Twenty yards away a man stood pointing a rifle at me. He was in his late fifties, medium height, with thin wrists and thin calves and a long pleated neck. All middle, his mass concentrated powerfully from shoulders to hips. A shaggy gray comb-over levitated in the wind. The skin of his forearms shone dark with grease. He wore a brown bathrobe, greasy smashed moccasins, and flannel pajama pants. Reading glasses hung on a chain around his neck.

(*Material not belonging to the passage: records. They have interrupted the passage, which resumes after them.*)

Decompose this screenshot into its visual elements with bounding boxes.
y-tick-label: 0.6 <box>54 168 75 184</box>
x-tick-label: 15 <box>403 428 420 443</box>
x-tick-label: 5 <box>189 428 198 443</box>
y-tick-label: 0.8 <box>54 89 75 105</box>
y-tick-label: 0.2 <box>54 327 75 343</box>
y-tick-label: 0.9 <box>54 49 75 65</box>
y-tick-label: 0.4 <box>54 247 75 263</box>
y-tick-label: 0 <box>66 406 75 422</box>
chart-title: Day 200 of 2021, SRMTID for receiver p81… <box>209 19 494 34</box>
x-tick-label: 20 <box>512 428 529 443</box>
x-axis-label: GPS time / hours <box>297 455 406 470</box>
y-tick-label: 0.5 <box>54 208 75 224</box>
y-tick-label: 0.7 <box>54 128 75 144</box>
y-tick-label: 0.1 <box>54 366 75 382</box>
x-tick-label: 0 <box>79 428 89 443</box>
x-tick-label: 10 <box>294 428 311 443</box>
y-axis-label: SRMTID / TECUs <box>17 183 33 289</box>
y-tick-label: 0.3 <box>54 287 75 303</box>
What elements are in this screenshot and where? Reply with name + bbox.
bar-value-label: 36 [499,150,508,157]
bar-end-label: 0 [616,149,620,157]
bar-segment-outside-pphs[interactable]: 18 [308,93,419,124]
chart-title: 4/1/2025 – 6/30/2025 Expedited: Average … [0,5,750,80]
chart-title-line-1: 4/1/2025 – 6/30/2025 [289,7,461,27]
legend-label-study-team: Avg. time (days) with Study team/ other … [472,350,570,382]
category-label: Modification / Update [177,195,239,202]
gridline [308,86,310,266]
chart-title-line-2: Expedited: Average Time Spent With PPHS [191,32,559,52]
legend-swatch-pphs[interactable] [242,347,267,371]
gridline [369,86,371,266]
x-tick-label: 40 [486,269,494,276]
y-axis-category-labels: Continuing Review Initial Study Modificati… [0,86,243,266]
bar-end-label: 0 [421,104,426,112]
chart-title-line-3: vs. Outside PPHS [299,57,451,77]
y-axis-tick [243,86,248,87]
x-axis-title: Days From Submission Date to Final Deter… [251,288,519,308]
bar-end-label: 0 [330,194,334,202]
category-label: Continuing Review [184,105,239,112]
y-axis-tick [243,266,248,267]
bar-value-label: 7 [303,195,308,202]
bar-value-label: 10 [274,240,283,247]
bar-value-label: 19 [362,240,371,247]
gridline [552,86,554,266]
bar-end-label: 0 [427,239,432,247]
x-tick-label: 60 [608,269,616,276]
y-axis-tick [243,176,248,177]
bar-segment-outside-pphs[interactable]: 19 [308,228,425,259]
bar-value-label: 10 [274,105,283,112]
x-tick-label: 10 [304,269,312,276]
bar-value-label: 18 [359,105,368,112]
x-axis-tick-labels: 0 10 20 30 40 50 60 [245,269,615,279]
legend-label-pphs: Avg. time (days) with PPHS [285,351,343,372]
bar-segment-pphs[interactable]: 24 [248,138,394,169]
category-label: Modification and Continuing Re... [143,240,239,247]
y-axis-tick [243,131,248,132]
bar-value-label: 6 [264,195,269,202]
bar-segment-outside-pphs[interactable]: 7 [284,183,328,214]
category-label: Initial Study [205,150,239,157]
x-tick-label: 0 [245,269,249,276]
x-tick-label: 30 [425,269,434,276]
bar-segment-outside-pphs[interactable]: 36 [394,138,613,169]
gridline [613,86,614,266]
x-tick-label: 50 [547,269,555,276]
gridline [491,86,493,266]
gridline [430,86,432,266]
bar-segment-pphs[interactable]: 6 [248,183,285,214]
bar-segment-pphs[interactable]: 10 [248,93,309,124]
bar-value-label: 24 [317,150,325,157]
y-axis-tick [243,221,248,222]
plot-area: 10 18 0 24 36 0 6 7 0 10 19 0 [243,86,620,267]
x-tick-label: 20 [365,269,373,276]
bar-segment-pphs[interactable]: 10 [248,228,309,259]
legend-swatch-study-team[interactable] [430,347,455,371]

I showed my hands. “Alameda County Sheriff.”
“The hell you say.”
“My badge is in my pocket.”
He said nothing.
“Do you want to see it?”
“I want to know why you’re in my trash.”
I wondered how he could have gotten here so fast. I hadn’t heard him coming, hadn’t heard a car. The station didn’t have security cameras and moreover there was no electricity. Then I spied the ranch house across the road, and I remembered pounding on the office door and the garage, and the crash of the dumpster lid, sounds that carried on a quiet, untrafficked night.
“I’m looking for someone,” I said.
“In my trash?”
“Not my intention to disturb you. I knocked.”
“We’re closed. Take your mask off... Now get out your badge and throw it over here.”
I did.
“You aren’t dressed like a cop.”
“I’m off duty.”
“Who’re you looking for in my trash?”
“My brother. This is the last known location of his phone.”
“Here?”
“Near here. Yesterday, about midnight. You remember if anyone came by?”
“We were closed then, too.” He tossed me the badge. “No power, we can’t dispense.”
“I was hoping the phone might still be around somewhere. Do you mind if I look?”
“I mind you making a mess.”
“I’ll put everything back. Promise.”
He said nothing.
“He hasn’t come home,” I said. “He has a history of drug use and we’re worried sick.”
He sniffed. “I’m going to stand right here.”
“Okay.”
“I was in the Marine Corps. You get it in your head to try anything funny I’m not going to miss.”